Mit Muhammed Cham hat die Austria in dieser Saison wieder einen echten Spielmacher. Sein Spielwitz und sein technisches Können machen die Clermont-Leihgabe zum herausragenden Spieler dieser Liga. Dabei wollte Cham gar nicht die Spielmacherrolle übernehmen.
„Ich spielte zwar vorher schon mal in der Mitte, wurde dann aber am rechten Flügel eingesetzt. Als ich dann zur Austria kam und der Trainer sagte, ich solle im Zentrum spielen, dachte ich, nicht schon wieder.“ Die Nummer zehn am Dress hat ihn schnell überzeugt. „... und ich möchte auch nicht mehr tauschen und fühle mich wohl in meiner Rolle. Ich habe in dieser Saison viel gelernt.“
Ich spielte zwar vorher schon mal in der Mitte, wurde dann aber am rechten Flügel eingesetzt. Als ich dann zur Austria kam und der Trainer sagte, ich solle im Zentrum spielen, dachte ich, nicht schon wieder.
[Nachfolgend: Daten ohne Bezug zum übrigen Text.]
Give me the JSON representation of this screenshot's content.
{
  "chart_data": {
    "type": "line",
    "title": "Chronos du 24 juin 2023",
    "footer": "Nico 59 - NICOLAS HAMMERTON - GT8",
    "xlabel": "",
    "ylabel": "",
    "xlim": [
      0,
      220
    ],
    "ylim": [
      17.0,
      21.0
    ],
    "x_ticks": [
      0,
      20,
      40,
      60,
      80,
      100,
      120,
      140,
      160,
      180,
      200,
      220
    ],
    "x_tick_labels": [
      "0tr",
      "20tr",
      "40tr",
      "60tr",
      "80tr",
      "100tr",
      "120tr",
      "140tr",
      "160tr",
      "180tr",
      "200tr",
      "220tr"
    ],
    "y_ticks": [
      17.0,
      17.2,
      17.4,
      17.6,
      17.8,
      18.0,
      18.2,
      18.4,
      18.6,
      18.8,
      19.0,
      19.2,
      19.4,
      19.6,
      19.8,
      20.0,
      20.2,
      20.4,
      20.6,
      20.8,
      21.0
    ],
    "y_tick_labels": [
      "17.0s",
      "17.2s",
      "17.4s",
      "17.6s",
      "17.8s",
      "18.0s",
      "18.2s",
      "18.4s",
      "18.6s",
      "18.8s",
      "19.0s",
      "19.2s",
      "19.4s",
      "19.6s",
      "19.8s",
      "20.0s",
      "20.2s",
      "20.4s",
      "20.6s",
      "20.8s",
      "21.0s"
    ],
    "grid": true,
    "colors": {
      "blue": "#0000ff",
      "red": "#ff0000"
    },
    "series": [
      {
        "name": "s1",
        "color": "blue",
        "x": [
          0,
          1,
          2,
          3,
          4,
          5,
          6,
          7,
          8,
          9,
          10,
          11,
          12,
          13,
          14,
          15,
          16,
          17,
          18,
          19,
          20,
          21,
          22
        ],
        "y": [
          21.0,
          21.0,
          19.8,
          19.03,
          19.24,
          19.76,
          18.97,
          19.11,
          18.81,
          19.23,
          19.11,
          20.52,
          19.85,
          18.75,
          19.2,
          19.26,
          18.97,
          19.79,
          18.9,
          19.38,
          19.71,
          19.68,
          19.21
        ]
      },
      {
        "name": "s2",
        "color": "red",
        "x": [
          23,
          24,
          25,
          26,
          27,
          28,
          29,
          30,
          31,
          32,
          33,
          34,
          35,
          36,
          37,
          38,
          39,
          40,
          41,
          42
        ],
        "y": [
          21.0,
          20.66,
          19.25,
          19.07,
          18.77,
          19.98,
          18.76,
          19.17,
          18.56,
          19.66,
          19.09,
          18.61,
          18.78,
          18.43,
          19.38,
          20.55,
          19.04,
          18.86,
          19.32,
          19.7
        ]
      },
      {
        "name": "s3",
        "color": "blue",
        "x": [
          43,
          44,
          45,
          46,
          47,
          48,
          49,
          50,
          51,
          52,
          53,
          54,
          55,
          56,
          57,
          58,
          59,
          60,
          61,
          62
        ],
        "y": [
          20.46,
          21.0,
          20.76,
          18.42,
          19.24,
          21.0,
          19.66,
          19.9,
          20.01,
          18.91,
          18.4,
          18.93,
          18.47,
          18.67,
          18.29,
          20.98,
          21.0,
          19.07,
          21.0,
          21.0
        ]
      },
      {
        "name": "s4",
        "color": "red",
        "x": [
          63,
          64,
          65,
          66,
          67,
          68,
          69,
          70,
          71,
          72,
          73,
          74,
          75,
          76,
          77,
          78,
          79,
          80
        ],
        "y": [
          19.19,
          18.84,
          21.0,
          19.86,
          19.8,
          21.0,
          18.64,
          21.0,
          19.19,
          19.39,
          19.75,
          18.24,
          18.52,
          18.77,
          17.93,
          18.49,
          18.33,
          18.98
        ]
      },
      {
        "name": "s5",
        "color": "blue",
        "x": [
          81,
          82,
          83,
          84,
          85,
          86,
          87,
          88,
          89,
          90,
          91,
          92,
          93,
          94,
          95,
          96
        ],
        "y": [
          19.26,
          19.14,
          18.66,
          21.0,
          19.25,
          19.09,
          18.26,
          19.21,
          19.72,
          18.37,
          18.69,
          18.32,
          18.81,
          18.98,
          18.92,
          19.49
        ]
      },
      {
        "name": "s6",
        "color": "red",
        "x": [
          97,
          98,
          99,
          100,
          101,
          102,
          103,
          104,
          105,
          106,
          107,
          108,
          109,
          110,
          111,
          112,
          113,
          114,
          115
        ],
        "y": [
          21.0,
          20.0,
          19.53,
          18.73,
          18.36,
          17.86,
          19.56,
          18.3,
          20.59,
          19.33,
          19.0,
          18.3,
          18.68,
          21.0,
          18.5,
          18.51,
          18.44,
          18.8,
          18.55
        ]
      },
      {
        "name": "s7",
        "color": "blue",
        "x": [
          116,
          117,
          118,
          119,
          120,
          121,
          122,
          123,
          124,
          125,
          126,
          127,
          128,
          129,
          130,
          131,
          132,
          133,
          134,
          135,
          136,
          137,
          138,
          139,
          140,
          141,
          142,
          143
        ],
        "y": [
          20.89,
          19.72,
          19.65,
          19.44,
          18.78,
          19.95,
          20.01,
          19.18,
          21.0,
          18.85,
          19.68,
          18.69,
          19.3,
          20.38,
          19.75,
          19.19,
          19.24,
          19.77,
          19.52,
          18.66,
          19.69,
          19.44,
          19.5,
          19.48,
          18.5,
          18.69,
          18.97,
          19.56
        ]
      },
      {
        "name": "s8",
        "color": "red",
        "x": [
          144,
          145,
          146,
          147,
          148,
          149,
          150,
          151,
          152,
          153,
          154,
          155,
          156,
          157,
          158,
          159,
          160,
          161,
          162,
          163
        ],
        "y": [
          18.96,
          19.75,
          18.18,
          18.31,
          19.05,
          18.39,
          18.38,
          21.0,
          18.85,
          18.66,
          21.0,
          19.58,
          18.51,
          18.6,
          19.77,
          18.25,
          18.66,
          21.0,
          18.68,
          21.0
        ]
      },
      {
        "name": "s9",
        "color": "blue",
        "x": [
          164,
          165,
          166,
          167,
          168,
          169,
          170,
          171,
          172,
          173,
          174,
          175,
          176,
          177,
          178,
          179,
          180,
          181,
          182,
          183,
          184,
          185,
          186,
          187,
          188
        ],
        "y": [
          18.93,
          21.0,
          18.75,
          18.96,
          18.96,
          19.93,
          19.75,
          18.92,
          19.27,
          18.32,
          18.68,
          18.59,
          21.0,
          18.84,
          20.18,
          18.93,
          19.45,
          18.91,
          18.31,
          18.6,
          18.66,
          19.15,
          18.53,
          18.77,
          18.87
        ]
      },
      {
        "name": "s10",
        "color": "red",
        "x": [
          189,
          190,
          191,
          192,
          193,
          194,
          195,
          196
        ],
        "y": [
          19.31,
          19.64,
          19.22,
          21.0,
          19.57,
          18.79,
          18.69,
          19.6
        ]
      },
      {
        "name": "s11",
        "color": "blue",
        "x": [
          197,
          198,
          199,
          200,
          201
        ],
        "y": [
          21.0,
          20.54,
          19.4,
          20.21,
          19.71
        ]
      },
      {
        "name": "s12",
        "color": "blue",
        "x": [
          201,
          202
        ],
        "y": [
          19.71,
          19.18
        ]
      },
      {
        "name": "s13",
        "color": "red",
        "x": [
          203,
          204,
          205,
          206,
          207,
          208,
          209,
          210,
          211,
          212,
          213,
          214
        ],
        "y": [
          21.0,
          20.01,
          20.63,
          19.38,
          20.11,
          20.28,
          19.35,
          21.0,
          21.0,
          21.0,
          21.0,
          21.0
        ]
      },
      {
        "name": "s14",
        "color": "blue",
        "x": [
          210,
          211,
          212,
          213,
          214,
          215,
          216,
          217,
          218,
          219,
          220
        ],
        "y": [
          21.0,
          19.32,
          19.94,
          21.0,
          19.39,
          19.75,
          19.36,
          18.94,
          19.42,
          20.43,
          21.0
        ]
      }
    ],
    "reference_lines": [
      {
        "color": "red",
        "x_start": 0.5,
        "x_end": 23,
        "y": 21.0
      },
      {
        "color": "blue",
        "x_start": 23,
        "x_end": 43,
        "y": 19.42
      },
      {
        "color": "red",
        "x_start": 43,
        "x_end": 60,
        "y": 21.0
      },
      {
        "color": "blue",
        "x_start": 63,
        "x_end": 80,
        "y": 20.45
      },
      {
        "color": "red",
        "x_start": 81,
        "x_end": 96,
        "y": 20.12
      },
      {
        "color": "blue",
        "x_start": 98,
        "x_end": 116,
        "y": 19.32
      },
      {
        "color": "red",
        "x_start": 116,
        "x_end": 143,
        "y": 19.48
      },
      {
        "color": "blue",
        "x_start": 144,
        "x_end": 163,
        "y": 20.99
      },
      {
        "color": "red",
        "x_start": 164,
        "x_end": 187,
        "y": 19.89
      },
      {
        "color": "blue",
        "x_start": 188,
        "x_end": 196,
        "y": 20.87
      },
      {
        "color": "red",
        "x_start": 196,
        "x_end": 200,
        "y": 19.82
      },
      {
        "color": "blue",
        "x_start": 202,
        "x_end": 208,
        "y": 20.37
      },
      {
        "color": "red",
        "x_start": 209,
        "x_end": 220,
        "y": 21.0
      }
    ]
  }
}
Muhammed Cham, Austria Lustenau
Für seinen Trainer Markus Mader hat der frischgekürte U21-ÖFB-Teamspieler auch noch eine absolute „Abschlussgeilheit“. Mit sechs Treffern ist der 21-Jährige nach Haris Tabakovic der zweitbeste Torschütze der Austria. „Auch von seinen Laufleistungen her, ist er einer der besten“, ergänzt Mader.
Nach den letzten zwei sieglosen Spielen wollen die Lustenauer heute im letzten Heimspiel in diesem Jahr wieder zurück in die Erfolgsspur. Da sind natürlich auch Chams Ideen gefragt. „Gegen BW Linz und St. Pölten hat uns auch etwas das Glück gefehlt“, betont der Spielmacher. Vor allem in diesen beiden Spielen wurde er von den Gegnern richtig „abgeklopft“. Trainer Mader: „An das wird er sich gewöhnen müssen, weil er eben ein besonderer Spieler ist.“ Vor allem, wenn dies die Schiedsrichter - wie zuletzt - ungestraft zulassen.
Horn, das nicht gerade zu den Lieblingsgegnern der Austria zählt, wird heute vermutlich auf eine sehr gefestigte Defensive setzen. Umso wichtiger wäre da ein schnelles Tor. Mader: „Das wäre der Türöffner.“ Auf jeden Fall soll es heute eine tolle Abschiedsgala im Reichshofstadion geben.